En los primeros capítulos de la que posiblemente sea su obra más famosa, La noche oscura del alma, San Juan de la Cruz se dirige específicamente a aquellos que han comenzado a hacer progresos genuinos en su vida espiritual, han desarrollado una vida de oración seria, hábitos devocionales auténticos y un compromiso real con la fe.

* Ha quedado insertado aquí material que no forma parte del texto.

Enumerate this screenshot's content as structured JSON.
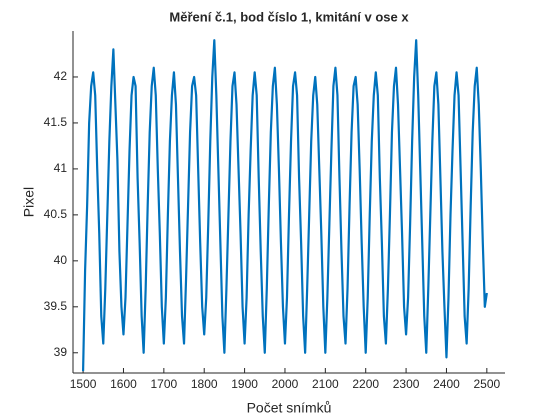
{
  "chart_data": {
    "type": "line",
    "title": "Měření č.1, bod číslo 1, kmitání v ose x",
    "xlabel": "Počet snímků",
    "ylabel": "Pixel",
    "color": "#0072bd",
    "xlim": [
      1475,
      2545
    ],
    "ylim": [
      38.78,
      42.5
    ],
    "xticks": [
      1500,
      1600,
      1700,
      1800,
      1900,
      2000,
      2100,
      2200,
      2300,
      2400,
      2500
    ],
    "yticks": [
      39,
      39.5,
      40,
      40.5,
      41,
      41.5,
      42
    ],
    "x": [
      1500,
      1505,
      1510,
      1515,
      1520,
      1525,
      1530,
      1535,
      1540,
      1545,
      1550,
      1555,
      1560,
      1565,
      1570,
      1575,
      1580,
      1585,
      1590,
      1595,
      1600,
      1605,
      1610,
      1615,
      1620,
      1625,
      1630,
      1635,
      1640,
      1645,
      1650,
      1655,
      1660,
      1665,
      1670,
      1675,
      1680,
      1685,
      1690,
      1695,
      1700,
      1705,
      1710,
      1715,
      1720,
      1725,
      1730,
      1735,
      1740,
      1745,
      1750,
      1755,
      1760,
      1765,
      1770,
      1775,
      1780,
      1785,
      1790,
      1795,
      1800,
      1805,
      1810,
      1815,
      1820,
      1825,
      1830,
      1835,
      1840,
      1845,
      1850,
      1855,
      1860,
      1865,
      1870,
      1875,
      1880,
      1885,
      1890,
      1895,
      1900,
      1905,
      1910,
      1915,
      1920,
      1925,
      1930,
      1935,
      1940,
      1945,
      1950,
      1955,
      1960,
      1965,
      1970,
      1975,
      1980,
      1985,
      1990,
      1995,
      2000,
      2005,
      2010,
      2015,
      2020,
      2025,
      2030,
      2035,
      2040,
      2045,
      2050,
      2055,
      2060,
      2065,
      2070,
      2075,
      2080,
      2085,
      2090,
      2095,
      2100,
      2105,
      2110,
      2115,
      2120,
      2125,
      2130,
      2135,
      2140,
      2145,
      2150,
      2155,
      2160,
      2165,
      2170,
      2175,
      2180,
      2185,
      2190,
      2195,
      2200,
      2205,
      2210,
      2215,
      2220,
      2225,
      2230,
      2235,
      2240,
      2245,
      2250,
      2255,
      2260,
      2265,
      2270,
      2275,
      2280,
      2285,
      2290,
      2295,
      2300,
      2305,
      2310,
      2315,
      2320,
      2325,
      2330,
      2335,
      2340,
      2345,
      2350,
      2355,
      2360,
      2365,
      2370,
      2375,
      2380,
      2385,
      2390,
      2395,
      2400,
      2405,
      2410,
      2415,
      2420,
      2425,
      2430,
      2435,
      2440,
      2445,
      2450,
      2455,
      2460,
      2465,
      2470,
      2475,
      2480,
      2485,
      2490,
      2495,
      2500
    ],
    "values": [
      38.8,
      39.9,
      40.6,
      41.5,
      41.9,
      42.05,
      41.8,
      41.0,
      40.3,
      39.4,
      39.1,
      39.7,
      40.5,
      41.3,
      41.9,
      42.3,
      41.7,
      41.1,
      40.1,
      39.5,
      39.2,
      39.6,
      40.4,
      41.2,
      41.8,
      42.0,
      41.9,
      40.9,
      40.2,
      39.4,
      39.0,
      39.7,
      40.6,
      41.4,
      41.9,
      42.1,
      41.8,
      41.0,
      40.3,
      39.5,
      39.1,
      39.6,
      40.5,
      41.3,
      41.8,
      42.05,
      41.7,
      40.9,
      40.1,
      39.4,
      39.1,
      39.8,
      40.6,
      41.4,
      41.9,
      42.0,
      41.8,
      41.0,
      40.2,
      39.5,
      39.2,
      39.6,
      40.4,
      41.3,
      42.0,
      42.4,
      41.8,
      41.0,
      40.2,
      39.4,
      39.0,
      39.7,
      40.5,
      41.3,
      41.9,
      42.05,
      41.7,
      41.0,
      40.3,
      39.5,
      39.1,
      39.6,
      40.5,
      41.2,
      41.8,
      42.05,
      41.8,
      40.9,
      40.1,
      39.4,
      39.0,
      39.7,
      40.6,
      41.4,
      41.9,
      42.1,
      41.7,
      41.0,
      40.2,
      39.5,
      39.1,
      39.6,
      40.5,
      41.3,
      41.9,
      42.05,
      41.8,
      40.9,
      40.2,
      39.4,
      39.0,
      39.7,
      40.5,
      41.3,
      41.8,
      42.0,
      41.7,
      41.0,
      40.3,
      39.5,
      39.0,
      39.6,
      40.4,
      41.2,
      41.9,
      42.1,
      41.8,
      40.9,
      40.1,
      39.4,
      39.1,
      39.7,
      40.6,
      41.4,
      41.9,
      42.0,
      41.7,
      41.0,
      40.2,
      39.5,
      39.0,
      39.6,
      40.5,
      41.3,
      41.8,
      42.05,
      41.8,
      40.9,
      40.2,
      39.4,
      39.1,
      39.7,
      40.5,
      41.4,
      41.9,
      42.1,
      41.7,
      41.0,
      40.3,
      39.5,
      39.2,
      39.6,
      40.4,
      41.3,
      42.0,
      42.4,
      41.8,
      41.0,
      40.2,
      39.4,
      39.0,
      39.7,
      40.5,
      41.3,
      41.9,
      42.05,
      41.7,
      40.9,
      40.1,
      39.5,
      38.95,
      39.6,
      40.5,
      41.2,
      41.8,
      42.05,
      41.8,
      41.0,
      40.2,
      39.4,
      39.1,
      39.7,
      40.6,
      41.4,
      41.9,
      42.1,
      41.7,
      41.0,
      40.2,
      39.5,
      39.65
    ]
  }
}
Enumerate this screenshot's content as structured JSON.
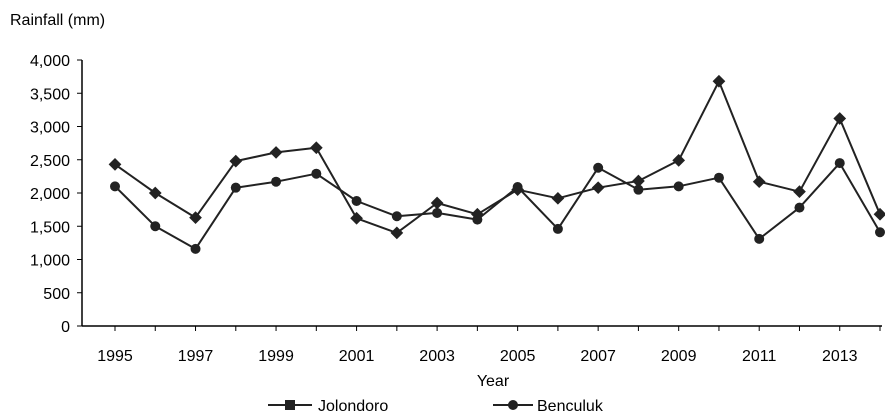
{
  "chart_data": {
    "type": "line",
    "ylabel": "Rainfall (mm)",
    "xlabel": "Year",
    "ylim": [
      0,
      4000
    ],
    "yticks": [
      0,
      500,
      1000,
      1500,
      2000,
      2500,
      3000,
      3500,
      4000
    ],
    "ytick_labels": [
      "0",
      "500",
      "1,000",
      "1,500",
      "2,000",
      "2,500",
      "3,000",
      "3,500",
      "4,000"
    ],
    "x": [
      1995,
      1996,
      1997,
      1998,
      1999,
      2000,
      2001,
      2002,
      2003,
      2004,
      2005,
      2006,
      2007,
      2008,
      2009,
      2010,
      2011,
      2012,
      2013,
      2014
    ],
    "xtick_labels": [
      "1995",
      "1997",
      "1999",
      "2001",
      "2003",
      "2005",
      "2007",
      "2009",
      "2011",
      "2013"
    ],
    "xticks": [
      1995,
      1997,
      1999,
      2001,
      2003,
      2005,
      2007,
      2009,
      2011,
      2013
    ],
    "grid": false,
    "legend_position": "bottom",
    "series": [
      {
        "name": "Jolondoro",
        "marker": "square",
        "color": "#222222",
        "values": [
          2430,
          2000,
          1630,
          2480,
          2610,
          2680,
          1620,
          1400,
          1850,
          1680,
          2050,
          1920,
          2080,
          2180,
          2490,
          3680,
          2170,
          2020,
          3120,
          1680
        ]
      },
      {
        "name": "Benculuk",
        "marker": "circle",
        "color": "#222222",
        "values": [
          2100,
          1500,
          1160,
          2080,
          2170,
          2290,
          1880,
          1650,
          1700,
          1600,
          2090,
          1460,
          2380,
          2050,
          2100,
          2230,
          1310,
          1780,
          2450,
          1410
        ]
      }
    ]
  }
}
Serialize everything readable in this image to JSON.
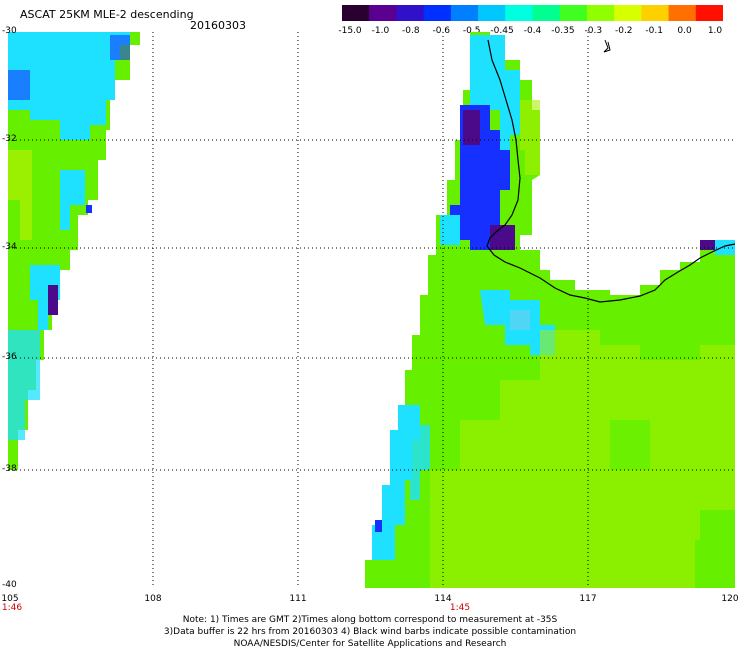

Se refiere a ellos como «progresivos», esas almas que han dejado atrás la fase de principiantes y han entrado con éxito en la vida espiritual, pero que aún no se han purificado de las sutiles imperfecciones que la propia piedad produce. Es importante entender a quién se dirige, porque la etapa espiritual específica en la que te encuentres determinará las batallas que tendrás que librar.

Las almas comienzan a entrar en esta noche oscura cuando Dios las saca del estado de principiantes —que es el estado de quienes meditan en el camino espiritual— y comienza a situarlas en el estado de progresivos —que es el de quienes ya son contemplativos— con el fin de que, tras atravesarla, puedan llegar al estado de los perfectos, que es el de la unión divina del alma con Dios.1

La Noche oscura de San Juan es particularmente interesante porque está dirigida a quienes ya han elegido recorrer los caminos del Señor. Creo que esto se debe a que él comprendió una verdad ampliamente ignorada, pero fundamentalmente crítica: cuanto más progresa un hombre en la devoción, más sofisticadas se vuelven sus tentaciones. San Juan dedica una gran parte de La noche oscura del alma a este diagnóstico, pero también proporciona una solución esperanzadora, que compartiremos al final de este artículo.

St. John of the Cross' Advice on Conquering Self-Love - Word on Fire

Los siete pecados capitales espirituales

Como se mencionó anteriormente en este artículo, los siete pecados capitales no desaparecen cuando un hombre se vuelve devoto. Cuando sus formas más escandalosas son derrotadas, los demonios astutos pasan a la clandestinidad y resurgen vestidos con ropas religiosas. Estos pecados capitales espirituales más sutiles son más difíciles de detectar precisamente porque revisten la apariencia de la virtud.

La lógica detrás de la advertencia de San Juan es que cada uno de los pecados capitales regresa en una forma diferente cuando una persona pasa de ser un principiante a un «avanzado» en la vida espiritual. Y son estas formas más sutiles de vicio las que debemos vigilar, porque son tan mortíferas como los pecados capitales evidentes que plagan la vida de los principiantes.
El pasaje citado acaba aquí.